Job Summary
Role Overview
We are looking for a highly skilled Data Engineer to join our Machine Learning Model Development & Integration stream within Financial Crime Technology.
In this role, you will design, build, and optimise data pipelines, feature engineering workflows, and model integration components that enable scalable ML solutions for AML, Fraud, and Transaction Monitoring use cases.
You will work closely with Data Scientists, ML Engineers, Solution Architects, and Platform Engineers to deliver production‑ready ML capabilities that are robust, compliant, and cloud‑native.
Key Responsibilities
Key Responsibilities
1. Data Engineering & Pipeline Development
- Design and implement scalable ETL/ELT pipelines for ML model training, inference, and monitoring.

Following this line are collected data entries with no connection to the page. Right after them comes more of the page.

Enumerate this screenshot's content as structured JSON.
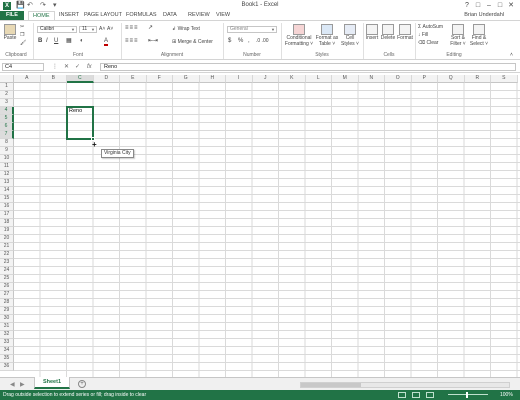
{
  "title_bar": {
    "logo": "X",
    "title": "Book1 - Excel",
    "qat_icons": [
      "save-icon",
      "undo-icon",
      "redo-icon",
      "customize-icon"
    ],
    "controls": [
      "?",
      "□",
      "–",
      "□",
      "✕"
    ]
  },
  "ribbon_tabs": {
    "file": "FILE",
    "tabs": [
      "HOME",
      "INSERT",
      "PAGE LAYOUT",
      "FORMULAS",
      "DATA",
      "REVIEW",
      "VIEW"
    ],
    "active": "HOME",
    "user": "Brian Underdahl"
  },
  "ribbon": {
    "clipboard": {
      "paste": "Paste",
      "label": "Clipboard"
    },
    "font": {
      "name": "Calibri",
      "size": "11",
      "label": "Font",
      "bold": "B",
      "italic": "I",
      "underline": "U",
      "grow": "A˄",
      "shrink": "A˅",
      "color_letter": "A",
      "highlight_letter": "A",
      "accent_red": "#c00000",
      "accent_yellow": "#ffd600"
    },
    "alignment": {
      "wrap": "Wrap Text",
      "merge": "Merge & Center",
      "label": "Alignment"
    },
    "number": {
      "format": "General",
      "currency": "$",
      "percent": "%",
      "comma": ",",
      "label": "Number"
    },
    "styles": {
      "conditional": [
        "Conditional",
        "Formatting ˅"
      ],
      "table": [
        "Format as",
        "Table ˅"
      ],
      "cell": [
        "Cell",
        "Styles ˅"
      ],
      "label": "Styles"
    },
    "cells": {
      "insert": "Insert",
      "delete": "Delete",
      "format": "Format",
      "label": "Cells"
    },
    "editing": {
      "autosum": "AutoSum",
      "fill": "Fill",
      "clear": "Clear",
      "sort": [
        "Sort &",
        "Filter ˅"
      ],
      "find": [
        "Find &",
        "Select ˅"
      ],
      "label": "Editing"
    }
  },
  "formula_bar": {
    "name_box": "C4",
    "cancel": "✕",
    "enter": "✓",
    "fx": "fx",
    "content": "Reno"
  },
  "grid": {
    "columns": [
      "A",
      "B",
      "C",
      "D",
      "E",
      "F",
      "G",
      "H",
      "I",
      "J",
      "K",
      "L",
      "M",
      "N",
      "O",
      "P",
      "Q",
      "R",
      "S"
    ],
    "rows": [
      "1",
      "2",
      "3",
      "4",
      "5",
      "6",
      "7",
      "8",
      "9",
      "10",
      "11",
      "12",
      "13",
      "14",
      "15",
      "16",
      "17",
      "18",
      "19",
      "20",
      "21",
      "22",
      "23",
      "24",
      "25",
      "26",
      "27",
      "28",
      "29",
      "30",
      "31",
      "32",
      "33",
      "34",
      "35",
      "36"
    ],
    "selected_column": "C",
    "selected_rows": [
      "4",
      "5",
      "6",
      "7"
    ],
    "cell_c4": "Reno",
    "autofill_tip": "Virginia City"
  },
  "sheets": {
    "tabs": [
      "Sheet1"
    ],
    "active": "Sheet1",
    "add": "+"
  },
  "status_bar": {
    "message": "Drag outside selection to extend series or fill; drag inside to clear",
    "zoom": "100%",
    "color": "#217346"
  }
}
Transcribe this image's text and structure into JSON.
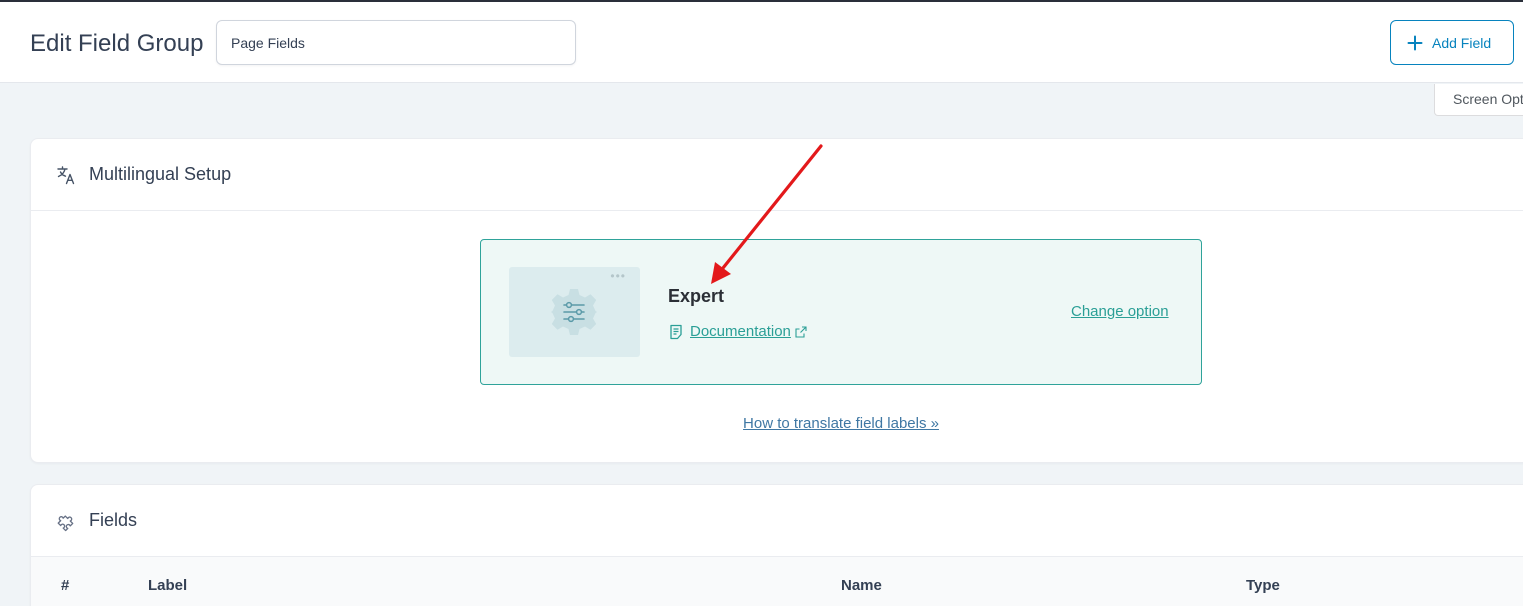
{
  "header": {
    "title": "Edit Field Group",
    "title_input_value": "Page Fields",
    "add_field_label": "Add Field"
  },
  "screen_options": {
    "label": "Screen Opt"
  },
  "multilingual": {
    "heading": "Multilingual Setup",
    "option": {
      "name": "Expert",
      "doc_label": "Documentation",
      "change_label": "Change option"
    },
    "translate_link": "How to translate field labels »"
  },
  "fields": {
    "heading": "Fields",
    "columns": [
      "#",
      "Label",
      "Name",
      "Type"
    ]
  },
  "colors": {
    "accent": "#0783be",
    "teal": "#2a9f96",
    "annotation_arrow": "#e3191b"
  },
  "icons": {
    "plus": "plus-icon",
    "translate": "translate-icon",
    "settings": "sliders-gear-icon",
    "doc": "document-icon",
    "external": "external-link-icon",
    "puzzle": "puzzle-icon"
  }
}
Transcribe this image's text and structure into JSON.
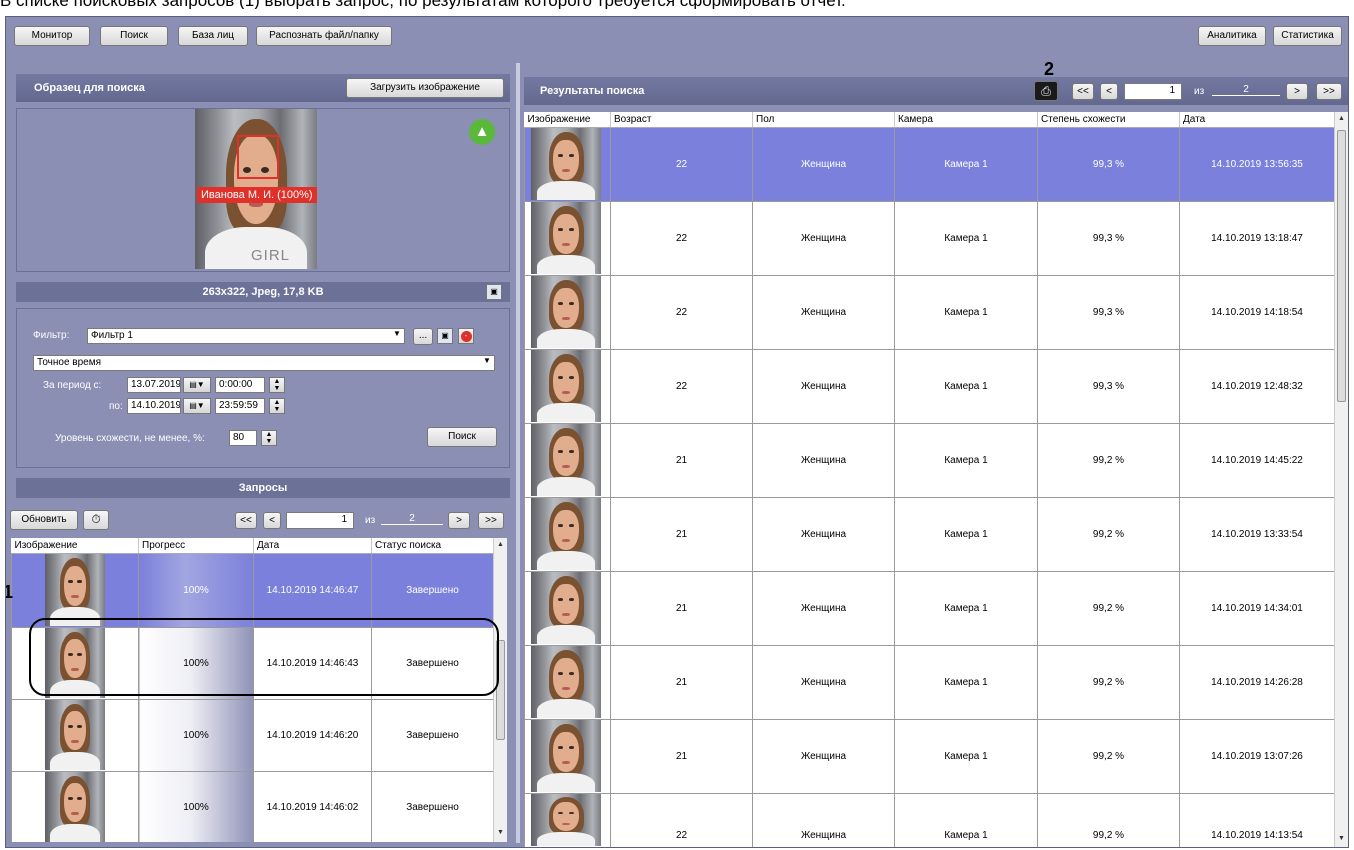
{
  "caption": {
    "text": "В списке поисковых запросов (1) выбрать запрос, по результатам которого требуется сформировать отчет."
  },
  "toolbar": {
    "monitor": "Монитор",
    "search": "Поиск",
    "facebase": "База лиц",
    "recognize": "Распознать файл/папку",
    "analytics": "Аналитика",
    "statistics": "Статистика"
  },
  "sample": {
    "title": "Образец для поиска",
    "load_button": "Загрузить изображение",
    "face_tag": "Иванова М. И. (100%)",
    "shirt_text": "GIRL",
    "info": "263x322, Jpeg, 17,8 KB"
  },
  "filter": {
    "label": "Фильтр:",
    "value": "Фильтр 1",
    "dots": "...",
    "mode": "Точное время",
    "period_from_label": "За период с:",
    "date_from": "13.07.2019",
    "time_from": "0:00:00",
    "period_to_label": "по:",
    "date_to": "14.10.2019",
    "time_to": "23:59:59",
    "similarity_label": "Уровень схожести, не менее, %:",
    "similarity_value": "80",
    "search_button": "Поиск"
  },
  "requests": {
    "title": "Запросы",
    "refresh": "Обновить",
    "pager": {
      "first": "<<",
      "prev": "<",
      "page": "1",
      "of": "из",
      "total": "2",
      "next": ">",
      "last": ">>"
    },
    "columns": [
      "Изображение",
      "Прогресс",
      "Дата",
      "Статус поиска"
    ],
    "rows": [
      {
        "progress": "100%",
        "date": "14.10.2019 14:46:47",
        "status": "Завершено"
      },
      {
        "progress": "100%",
        "date": "14.10.2019 14:46:43",
        "status": "Завершено"
      },
      {
        "progress": "100%",
        "date": "14.10.2019 14:46:20",
        "status": "Завершено"
      },
      {
        "progress": "100%",
        "date": "14.10.2019 14:46:02",
        "status": "Завершено"
      }
    ]
  },
  "results": {
    "title": "Результаты поиска",
    "pager": {
      "first": "<<",
      "prev": "<",
      "page": "1",
      "of": "из",
      "total": "2",
      "next": ">",
      "last": ">>"
    },
    "columns": [
      "Изображение",
      "Возраст",
      "Пол",
      "Камера",
      "Степень схожести",
      "Дата"
    ],
    "rows": [
      {
        "age": "22",
        "gender": "Женщина",
        "camera": "Камера 1",
        "similarity": "99,3 %",
        "date": "14.10.2019 13:56:35"
      },
      {
        "age": "22",
        "gender": "Женщина",
        "camera": "Камера 1",
        "similarity": "99,3 %",
        "date": "14.10.2019 13:18:47"
      },
      {
        "age": "22",
        "gender": "Женщина",
        "camera": "Камера 1",
        "similarity": "99,3 %",
        "date": "14.10.2019 14:18:54"
      },
      {
        "age": "22",
        "gender": "Женщина",
        "camera": "Камера 1",
        "similarity": "99,3 %",
        "date": "14.10.2019 12:48:32"
      },
      {
        "age": "21",
        "gender": "Женщина",
        "camera": "Камера 1",
        "similarity": "99,2 %",
        "date": "14.10.2019 14:45:22"
      },
      {
        "age": "21",
        "gender": "Женщина",
        "camera": "Камера 1",
        "similarity": "99,2 %",
        "date": "14.10.2019 13:33:54"
      },
      {
        "age": "21",
        "gender": "Женщина",
        "camera": "Камера 1",
        "similarity": "99,2 %",
        "date": "14.10.2019 14:34:01"
      },
      {
        "age": "21",
        "gender": "Женщина",
        "camera": "Камера 1",
        "similarity": "99,2 %",
        "date": "14.10.2019 14:26:28"
      },
      {
        "age": "21",
        "gender": "Женщина",
        "camera": "Камера 1",
        "similarity": "99,2 %",
        "date": "14.10.2019 13:07:26"
      },
      {
        "age": "22",
        "gender": "Женщина",
        "camera": "Камера 1",
        "similarity": "99,2 %",
        "date": "14.10.2019 14:13:54"
      }
    ]
  },
  "annotations": {
    "one": "1",
    "two": "2"
  },
  "colors": {
    "app_bg": "#8a8fb3",
    "selected_row": "#7b80dc",
    "header_bar": "#6c7198",
    "like_badge": "#5cb83a",
    "tag_red": "#e0302a"
  },
  "icons": {
    "like": "thumbs-up-icon",
    "save": "floppy-icon",
    "delete": "minus-circle-icon",
    "timer": "stopwatch-icon",
    "print": "printer-icon",
    "calendar": "calendar-icon",
    "spin": "spin-updown-icon",
    "dropdown": "chevron-down-icon"
  }
}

- Build data ingestion frameworks using tools such as EMR, Kafka, Python, Spark, PySpark, MongoDB.
- Develop feature engineering pipelines to support model experimentation and productionisation.
- Ensure data quality, lineage, versioning, and reproducibility across ML workflows.
2. ML Model Integration & Deployment
- Integrate ML models into real-time and batch applications using custom APIs, or microservices.
- Build model inference pipelines, scoring engines, and real-time streaming integrations.
- Automate model deployment, CICD, and configuration using GitLab, AWS CodePipeline, Docker, Terraform.
3. Cloud Architecture & Platform Engineering
- Design cloud-native architecture patterns aligned with enterprise standards and regulatory expectations.
- Use services such as S3, Lambda, Step Functions, AppConfig.
- Optimise cost, performance, and reliability across ML workloads.
4. Cross-functional Collaboration
- Partner with Data Scientists to understand model input needs, feature dependencies, and execution flows.
- Collaborate with Platform teams to onboard, scale, and monitor ML workloads.
- Work with Compliance, Security, and Risk teams to ensure regulatory alignment (e.g., PRA SS2/21, model governance).
5. Operational Excellence
- Build monitoring, alerting, and observability for data pipelines and model endpoints.
- Implement automated lineage, auditability, and compliance controls.
- Enable A/B testing, model comparison workflows, and shadow mode deployments.
Skill Requirements
Skills & Experience Required
Technical Skills
- Strong experience in Python, SQL, PySpark, MongoDB and distributed data processing.
- Hands-on expertise with AWS cloud services—particularly EMR, Lambda, Step Functions, S3
- Experience with Kafka or other event streaming technologies.
- Solid understanding of data modelling, feature stores, and ML pipeline orchestration.
- Understanding of ML lifecycle concepts: model training, evaluation, deployment, and monitoring.
- CICD experience with GitLab, IaC (Terraform/CloudFormation), Docker.
Desirable Skills
- Experience working in Financial Crime / AML / Fraud analytics.
- Exposure to regulatory compliance around model risk management.
- Experience with model interpretability, data drift, and feature drift detection frameworks.
Soft Skills
- Strong problem-solving ability and analytical mindset.
- Excellent stakeholder communication—especially with Data Science and Product teams.
- Highly collaborative, comfortable with agile delivery and iterative development.